Improving the Odds: Can Exercise Increase My Life Span?

Kate Williams Cancer Survival, Exercise for Cancer, Exercise Oncology, Exercise Physiology, News

We freely admit this headline was designed to grab your attention. After all, wouldn’t it be great if we could prescribe you a ‘pill’ that could help reduce your risk of death, without the side effects of other treatments; that in fact gave you positive side effects (such as improved fitness, enhanced energy and reduced pain)?

Well, yes. But can we actually definitively say that exercise does keep cancer at bay? Let’s turn to the evidence.

A recent review of more than 100 high-quality studies and over 68,000 cancer patients showed those who exercised more often and intensely had a significantly lower risk of death from cancer (28-44%), death from all causes (25-48%) and risk of cancer recurrence (21-35%). We like those numbers!

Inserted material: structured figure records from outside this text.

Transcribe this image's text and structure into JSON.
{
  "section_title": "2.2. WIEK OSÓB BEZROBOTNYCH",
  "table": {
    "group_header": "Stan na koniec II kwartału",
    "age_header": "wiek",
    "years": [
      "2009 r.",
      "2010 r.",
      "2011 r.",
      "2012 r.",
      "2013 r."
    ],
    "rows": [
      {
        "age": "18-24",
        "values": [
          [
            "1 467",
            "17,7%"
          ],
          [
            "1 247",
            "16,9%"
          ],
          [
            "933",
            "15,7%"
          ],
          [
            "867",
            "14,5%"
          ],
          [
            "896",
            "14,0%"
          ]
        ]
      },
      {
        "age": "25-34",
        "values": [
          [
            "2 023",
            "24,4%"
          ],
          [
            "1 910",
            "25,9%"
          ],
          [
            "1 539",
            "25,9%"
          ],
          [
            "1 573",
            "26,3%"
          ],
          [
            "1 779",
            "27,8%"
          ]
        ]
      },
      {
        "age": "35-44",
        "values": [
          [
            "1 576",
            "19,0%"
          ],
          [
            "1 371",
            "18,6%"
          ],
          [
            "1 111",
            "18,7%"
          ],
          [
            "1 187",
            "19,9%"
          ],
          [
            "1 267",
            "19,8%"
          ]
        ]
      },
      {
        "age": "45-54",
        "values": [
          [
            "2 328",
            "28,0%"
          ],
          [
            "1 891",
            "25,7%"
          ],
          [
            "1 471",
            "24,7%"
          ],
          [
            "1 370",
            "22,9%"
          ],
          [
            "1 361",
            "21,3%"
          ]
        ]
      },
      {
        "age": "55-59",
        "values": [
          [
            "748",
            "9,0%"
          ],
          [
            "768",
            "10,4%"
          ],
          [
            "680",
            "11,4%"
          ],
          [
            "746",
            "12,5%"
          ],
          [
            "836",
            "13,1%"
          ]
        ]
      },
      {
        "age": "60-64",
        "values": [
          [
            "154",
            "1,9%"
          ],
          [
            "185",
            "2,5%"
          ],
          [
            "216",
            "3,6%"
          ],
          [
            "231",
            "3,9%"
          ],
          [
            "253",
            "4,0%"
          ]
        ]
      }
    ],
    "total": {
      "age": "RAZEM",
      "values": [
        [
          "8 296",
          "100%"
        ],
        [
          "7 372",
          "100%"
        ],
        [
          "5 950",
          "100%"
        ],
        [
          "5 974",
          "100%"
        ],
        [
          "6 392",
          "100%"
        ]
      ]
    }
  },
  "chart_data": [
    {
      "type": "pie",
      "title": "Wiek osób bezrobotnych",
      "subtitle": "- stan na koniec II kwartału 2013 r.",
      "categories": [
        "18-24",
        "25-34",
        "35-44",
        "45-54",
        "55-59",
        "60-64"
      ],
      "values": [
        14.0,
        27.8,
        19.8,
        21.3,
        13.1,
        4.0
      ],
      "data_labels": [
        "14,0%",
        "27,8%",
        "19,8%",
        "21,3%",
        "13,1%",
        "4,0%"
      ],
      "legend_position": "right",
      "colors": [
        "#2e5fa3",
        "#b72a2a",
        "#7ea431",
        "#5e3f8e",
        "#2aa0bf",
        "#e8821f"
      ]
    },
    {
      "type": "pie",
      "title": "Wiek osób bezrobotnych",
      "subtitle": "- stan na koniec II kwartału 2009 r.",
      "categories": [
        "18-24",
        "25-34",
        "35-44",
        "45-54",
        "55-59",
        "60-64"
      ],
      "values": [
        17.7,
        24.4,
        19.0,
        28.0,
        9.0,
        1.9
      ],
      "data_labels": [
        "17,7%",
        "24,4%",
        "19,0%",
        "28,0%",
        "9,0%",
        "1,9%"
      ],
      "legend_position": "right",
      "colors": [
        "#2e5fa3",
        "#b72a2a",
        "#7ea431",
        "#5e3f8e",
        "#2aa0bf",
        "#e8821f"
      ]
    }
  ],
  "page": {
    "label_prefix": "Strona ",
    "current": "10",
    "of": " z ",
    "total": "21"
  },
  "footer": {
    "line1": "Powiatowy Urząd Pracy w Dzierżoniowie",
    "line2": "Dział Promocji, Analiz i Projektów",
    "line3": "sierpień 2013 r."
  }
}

However this research is unfortunately limited in it’s self-reporting nature: we cannot conclude whether exercise behaviour is in fact slowing cancer progression, or rather whether more active patients who are less restricted by severe disease may be simply reporting better outcomes. Also while several cancer types (mainly breast, colorectal and prostate) were put under the microscope in these investigations, many other tumour streams are still lacking in quality studies when it comes to exercise. This means we are still in the dark when it comes to the degree of the effect of exercise not just on cancer type, but also disease stage and treatment category.

So where does this leave us?

1. Firstly – and we can’t highlight this enough – exercise is not a cancer panacea. That is, it will not cure cancer.

2. However it is now standard advice is Australia that exercise be included alongside your primary type of treatment, given:

– It can help you feel a lot better during treatment, enhance your recovery afterwards and improve your general long-term health prospects

– It just might improve your odds of keeping the C away, but at this stage we just don’t have the evidence to categorically prove it (but watch this space!)

– When appropriately prescribed and progressed, it certainly won’t do you any harm (there’s nothing to lose!)

To summarise, exercise should not replace your traditional forms of treatment, rather complement them. In other words, think of exercise as the Robin to your chemo/radiation/other treatment’s Batman. Now that’s a sick-kick worth employing.

Cormie, P, Zopf, E, Zhang, X, et al. 2017, ‘The impact of exercise on cancer mortality, recurrence, and treatment-related adverse effects’, American Journal of Epidemiology, Vol. 39, no. 1, pp


Cormie, P, Atkinson, M, Bucci, L, et al. 2018, ‘Clinical Oncology Society of Australia position statement on exercise in cancer care’, Med J Aust, Vol. 209, no. 4, pp 184-87.